Apple crumble is pure nostalgia. The world could do with a little comfort food right now, and crumble is the dish to do this. For my family, crumble is what we miss whenever any of us go away. Whether it is me at university, my Dad for work, my sister since she’s moved out or my Mum going travelling – I think crumble symbolises home for all of us.

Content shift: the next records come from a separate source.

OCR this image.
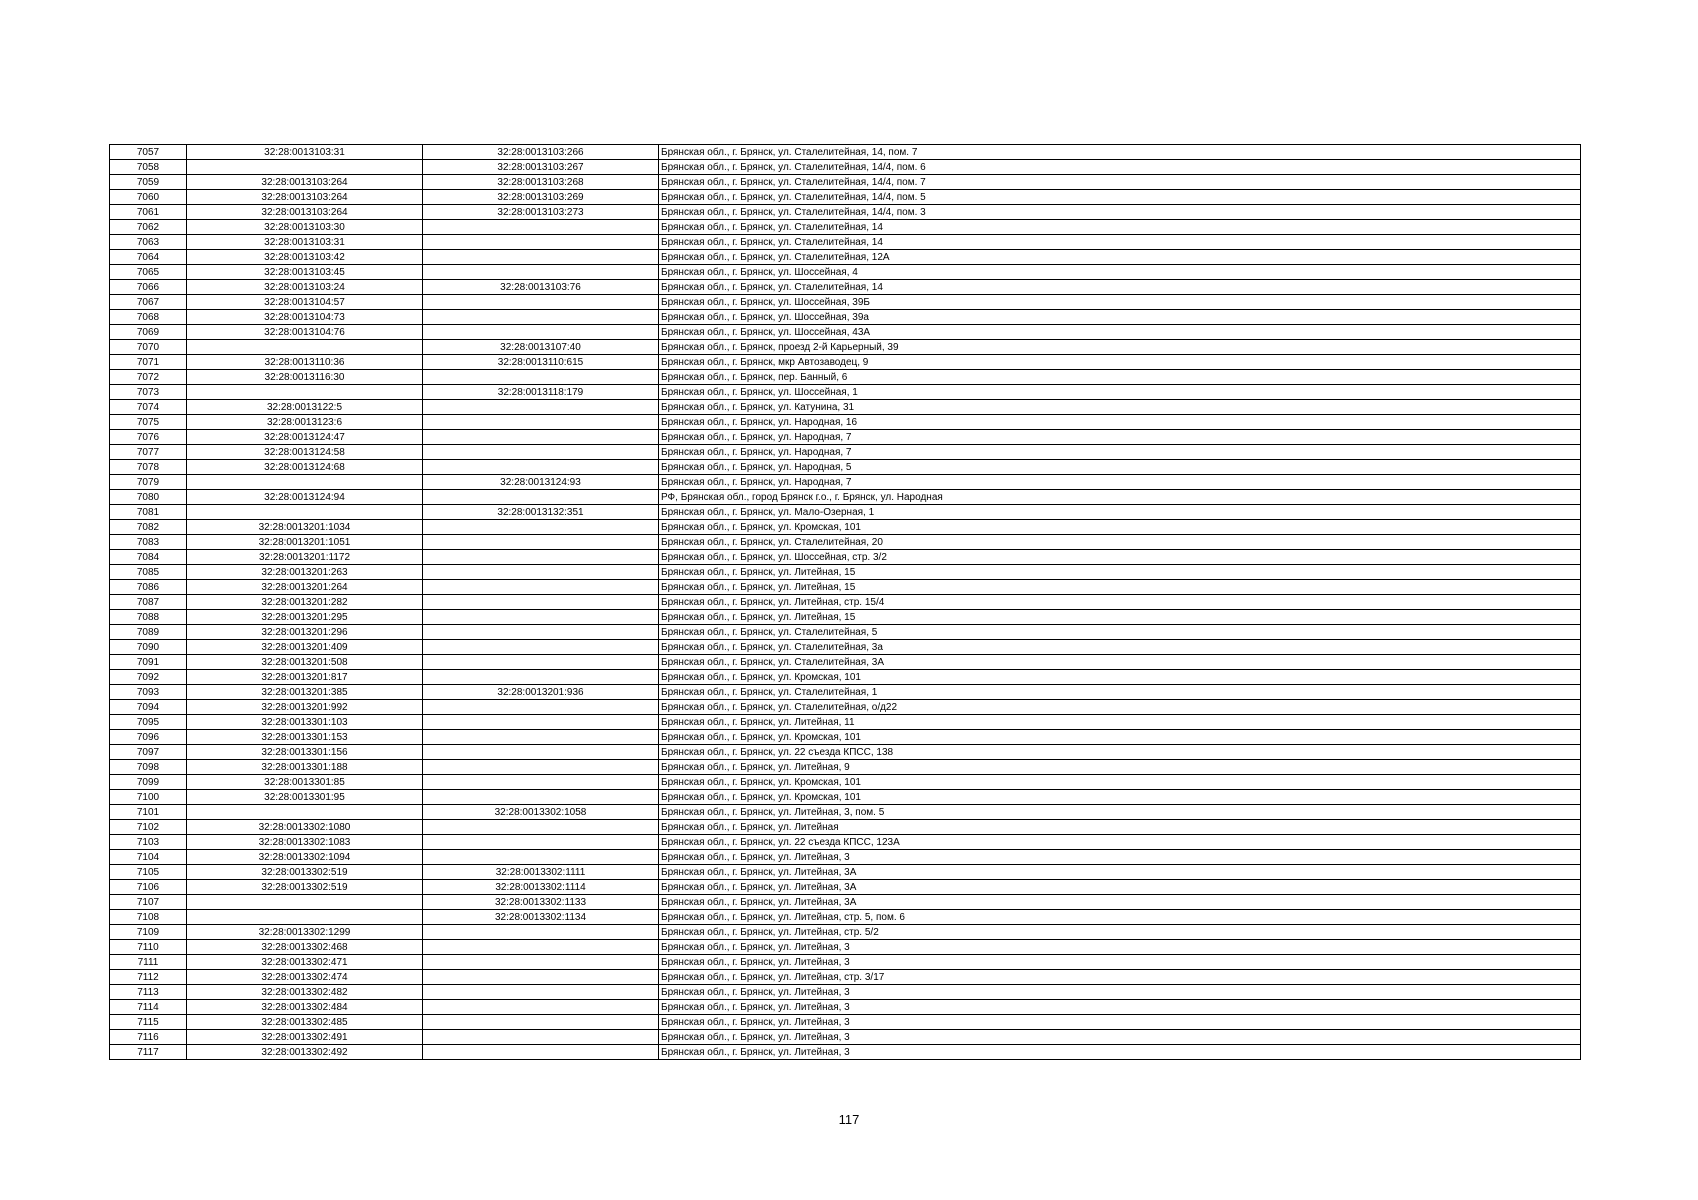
7057	32:28:0013103:31	32:28:0013103:266	Брянская обл., г. Брянск, ул. Сталелитейная, 14, пом. 7
7058		32:28:0013103:267	Брянская обл., г. Брянск, ул. Сталелитейная, 14/4, пом. 6
7059	32:28:0013103:264	32:28:0013103:268	Брянская обл., г. Брянск, ул. Сталелитейная, 14/4, пом. 7
7060	32:28:0013103:264	32:28:0013103:269	Брянская обл., г. Брянск, ул. Сталелитейная, 14/4, пом. 5
7061	32:28:0013103:264	32:28:0013103:273	Брянская обл., г. Брянск, ул. Сталелитейная, 14/4, пом. 3
7062	32:28:0013103:30		Брянская обл., г. Брянск, ул. Сталелитейная, 14
7063	32:28:0013103:31		Брянская обл., г. Брянск, ул. Сталелитейная, 14
7064	32:28:0013103:42		Брянская обл., г. Брянск, ул. Сталелитейная, 12А
7065	32:28:0013103:45		Брянская обл., г. Брянск, ул. Шоссейная, 4
7066	32:28:0013103:24	32:28:0013103:76	Брянская обл., г. Брянск, ул. Сталелитейная, 14
7067	32:28:0013104:57		Брянская обл., г. Брянск, ул. Шоссейная, 39Б
7068	32:28:0013104:73		Брянская обл., г. Брянск, ул. Шоссейная, 39а
7069	32:28:0013104:76		Брянская обл., г. Брянск, ул. Шоссейная, 43А
7070		32:28:0013107:40	Брянская обл., г. Брянск, проезд 2-й Карьерный, 39
7071	32:28:0013110:36	32:28:0013110:615	Брянская обл., г. Брянск, мкр Автозаводец, 9
7072	32:28:0013116:30		Брянская обл., г. Брянск, пер. Банный, 6
7073		32:28:0013118:179	Брянская обл., г. Брянск, ул. Шоссейная, 1
7074	32:28:0013122:5		Брянская обл., г. Брянск, ул. Катунина, 31
7075	32:28:0013123:6		Брянская обл., г. Брянск, ул. Народная, 16
7076	32:28:0013124:47		Брянская обл., г. Брянск, ул. Народная, 7
7077	32:28:0013124:58		Брянская обл., г. Брянск, ул. Народная, 7
7078	32:28:0013124:68		Брянская обл., г. Брянск, ул. Народная, 5
7079		32:28:0013124:93	Брянская обл., г. Брянск, ул. Народная, 7
7080	32:28:0013124:94		РФ, Брянская обл., город Брянск г.о., г. Брянск, ул. Народная
7081		32:28:0013132:351	Брянская обл., г. Брянск, ул. Мало-Озерная, 1
7082	32:28:0013201:1034		Брянская обл., г. Брянск, ул. Кромская, 101
7083	32:28:0013201:1051		Брянская обл., г. Брянск, ул. Сталелитейная, 20
7084	32:28:0013201:1172		Брянская обл., г. Брянск, ул. Шоссейная, стр. 3/2
7085	32:28:0013201:263		Брянская обл., г. Брянск, ул. Литейная, 15
7086	32:28:0013201:264		Брянская обл., г. Брянск, ул. Литейная, 15
7087	32:28:0013201:282		Брянская обл., г. Брянск, ул. Литейная, стр. 15/4
7088	32:28:0013201:295		Брянская обл., г. Брянск, ул. Литейная, 15
7089	32:28:0013201:296		Брянская обл., г. Брянск, ул. Сталелитейная, 5
7090	32:28:0013201:409		Брянская обл., г. Брянск, ул. Сталелитейная, 3а
7091	32:28:0013201:508		Брянская обл., г. Брянск, ул. Сталелитейная, 3А
7092	32:28:0013201:817		Брянская обл., г. Брянск, ул. Кромская, 101
7093	32:28:0013201:385	32:28:0013201:936	Брянская обл., г. Брянск, ул. Сталелитейная, 1
7094	32:28:0013201:992		Брянская обл., г. Брянск, ул. Сталелитейная, о/д22
7095	32:28:0013301:103		Брянская обл., г. Брянск, ул. Литейная, 11
7096	32:28:0013301:153		Брянская обл., г. Брянск, ул. Кромская, 101
7097	32:28:0013301:156		Брянская обл., г. Брянск, ул. 22 съезда КПСС, 138
7098	32:28:0013301:188		Брянская обл., г. Брянск, ул. Литейная, 9
7099	32:28:0013301:85		Брянская обл., г. Брянск, ул. Кромская, 101
7100	32:28:0013301:95		Брянская обл., г. Брянск, ул. Кромская, 101
7101		32:28:0013302:1058	Брянская обл., г. Брянск, ул. Литейная, 3, пом. 5
7102	32:28:0013302:1080		Брянская обл., г. Брянск, ул. Литейная
7103	32:28:0013302:1083		Брянская обл., г. Брянск, ул. 22 съезда КПСС, 123А
7104	32:28:0013302:1094		Брянская обл., г. Брянск, ул. Литейная, 3
7105	32:28:0013302:519	32:28:0013302:1111	Брянская обл., г. Брянск, ул. Литейная, 3А
7106	32:28:0013302:519	32:28:0013302:1114	Брянская обл., г. Брянск, ул. Литейная, 3А
7107		32:28:0013302:1133	Брянская обл., г. Брянск, ул. Литейная, 3А
7108		32:28:0013302:1134	Брянская обл., г. Брянск, ул. Литейная, стр. 5, пом. 6
7109	32:28:0013302:1299		Брянская обл., г. Брянск, ул. Литейная, стр. 5/2
7110	32:28:0013302:468		Брянская обл., г. Брянск, ул. Литейная, 3
7111	32:28:0013302:471		Брянская обл., г. Брянск, ул. Литейная, 3
7112	32:28:0013302:474		Брянская обл., г. Брянск, ул. Литейная, стр. 3/17
7113	32:28:0013302:482		Брянская обл., г. Брянск, ул. Литейная, 3
7114	32:28:0013302:484		Брянская обл., г. Брянск, ул. Литейная, 3
7115	32:28:0013302:485		Брянская обл., г. Брянск, ул. Литейная, 3
7116	32:28:0013302:491		Брянская обл., г. Брянск, ул. Литейная, 3
7117	32:28:0013302:492		Брянская обл., г. Брянск, ул. Литейная, 3
117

Whether we’re going fancy with an amaretti laced plum version, or simple like this, you just can’t really go wrong with crumble. Tinned fruit work equally well if you’re in a pinch, but for my version I went as classic as you can get because I had some apples languishing in my cupboard that were beginning to get a bit tired and in desperate need of a covering of sugar and cream. I had such good intentions to share this, but somehow it was all gone within 24 hours…
- 75g plain flour
- 20g brown sugar
- 20g caster sugar, plus 1tbsp
- 50g butter
- 3 small apples
Preheat the oven to 180’C. Mix the flour and sugars (saving the extra 1tbsp of caster sugar) together. Cut the butter into small cubes, and rub it into the flour and sugar mixture until fully incorporated and sandy textured. I like to go a tiny bit further to get some larger chunks as well.
Peel, core and chop the apples into 2cm dice. Tip into the crumble dish and scatter with the reserved tbsp. of caster sugar. Scatter the crumble mixture evenly over the top.
Bake for 20-25mins until the crumble is golden and crisp. Serve with custard or extra thick double cream.